Guida é tudo o que a sociedade exclui. Mãe de um filho sem pai, renegada pela família, pobre e trabalhadora, empregada de uma fábrica. Uma mulher sem medo, arrebatadora, que encontra um novo formato de família na relação com a amiga Filomena (Bárbara Santos), outra personagem feminina marcante. A produção usa artifícios interessantes para que o espectador experimente o sentimento dessas mulheres. Melodrama, planos fragmentados (assim como a vida delas), cores saturadas e o silêncio marcam o enredo. A falta de palavras, em muitas vezes, expressa a angústia e um sofrimento calado, em meio a uma sociedade machista e controladora.

A Vida Invisível venceu a mostra “Um Certo Olhar” em Cannes

A maternidade é retratada sem glamour, imposta, não desejada e sofrida, com exceção de Zélia, que após muitas tentativas, afirma ter o “útero quebrado” por não conseguir engravidar, e, mesmo assim, tenta ajudar quando a amiga pensa em interromper a gravidez.

Sem saber o verdadeiro paradeiro uma da outra, as irmãs pensam que cada uma seguiu seu sonho e através de cartas (nunca entregues) escritas por Guida, e pensamentos de Eurídice (incansável na busca pela irmã), mantém um diálogo imaginário, esperançoso e cheio de orgulho mútuo.

Fernanda Montenegro faz uma linda participação, interpretando Eurídice na velhice.

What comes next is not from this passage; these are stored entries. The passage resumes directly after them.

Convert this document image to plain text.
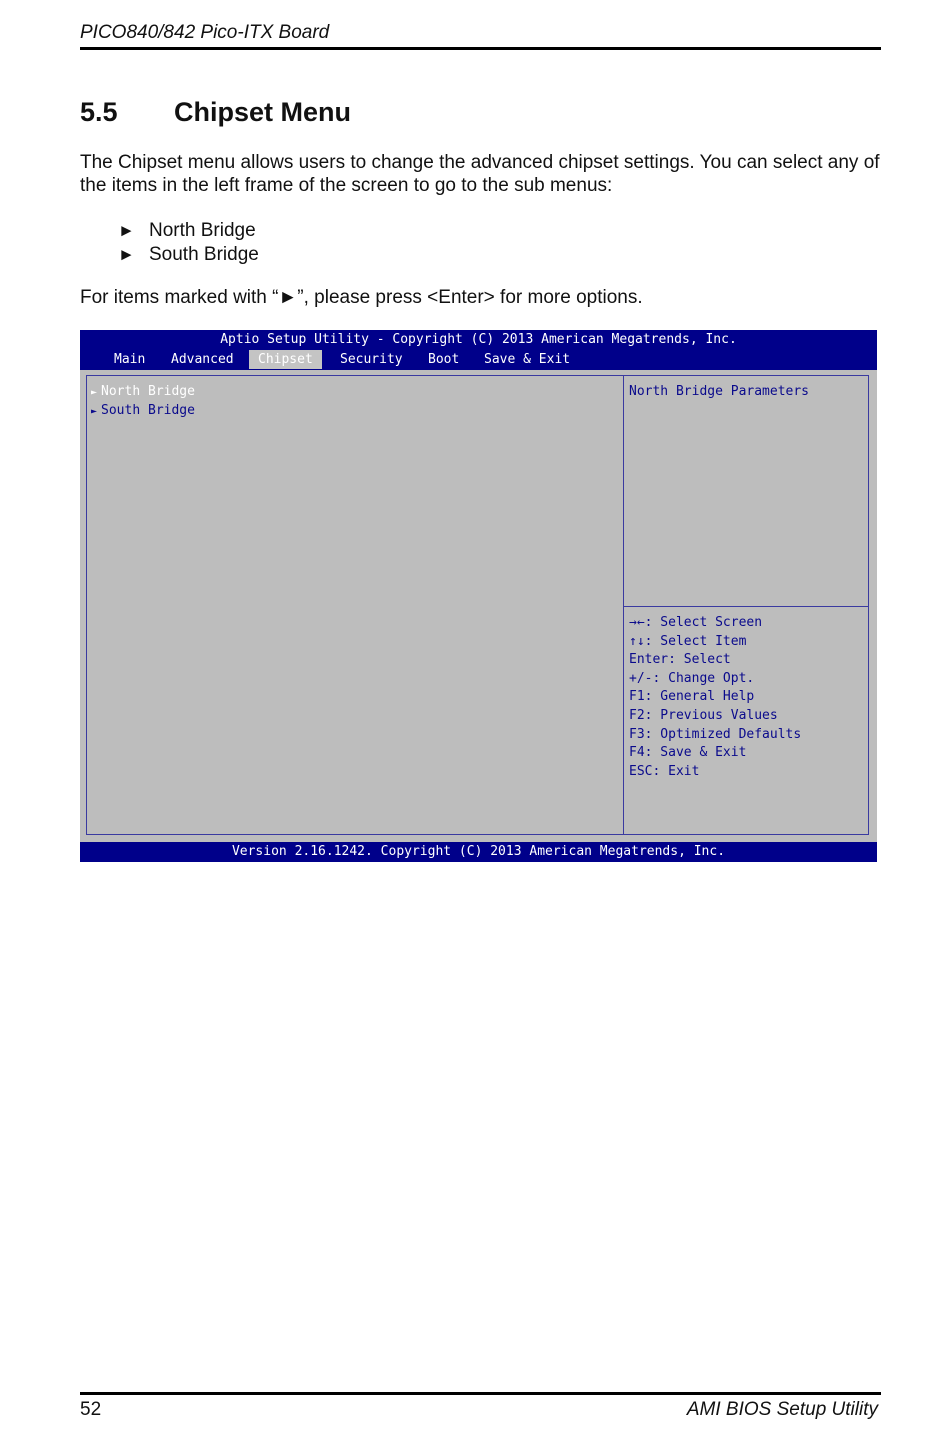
PICO840/842 Pico-ITX Board
5.5 Chipset Menu

The Chipset menu allows users to change the advanced chipset settings. You can select any of the items in the left frame of the screen to go to the sub menus:

► North Bridge
► South Bridge

For items marked with “►”, please press <Enter> for more options.

Aptio Setup Utility - Copyright (C) 2013 American Megatrends, Inc.
Main Advanced	Chipset	Security Boot Save & Exit
► North Bridge
► South Bridge
North Bridge Parameters
→←: Select Screen
↑↓: Select Item
Enter: Select
+/-: Change Opt.
F1: General Help
F2: Previous Values
F3: Optimized Defaults
F4: Save & Exit
ESC: Exit
Version 2.16.1242. Copyright (C) 2013 American Megatrends, Inc.
52	AMI BIOS Setup Utility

É incrível como essa atriz maravilhosa, consegue passar uma mensagem completa em poucas palavras. Ela emociona com o olhar, um dos mais vazios que já vi nas telonas.

Fernanda Montenegro faz uma ponta, mas o suficiente para nos emocionar

Na coletiva de imprensa, que acompanhamos em São Paulo, Fernanda brincou com o dinamismo do diretor. “Você faz a cena e ele diz ‘é isso’. Quando ele volta depois de ter visto a cena rodada, você faz tudo diferente! Se você estava no chão, agora você vai para a cama, para a porta… Se você gritava, agora você fica contido, se o outro vem de ‘pauleira’ em cima de você, agora você vai para cima dele… Então com ele é assim. Cada vez que você volta para a cena, não é para apurar aquilo que talvez tenha sido definitivo. Não existe definição. Estamos sempre em estado de parto dizendo ‘agora vai nascer, agora vai’. Mas isso dá um frescor. É uma aventura alimentadora. O cinema é uma viagem maior do que interplanetária”, ressaltou a estrela, no auge de seus 90 anos.

“A Vida Invisível” é uma imersão no mundo feminino, uma história de encontros e desencontros de mulheres incríveis, que tiveram seus sonhos negligenciados. É um retrato de lutas contra a invisibilidade, que ainda existe. Que bom que o cinema brasileiro é uma voz que não se cala, mesmo em momentos difíceis.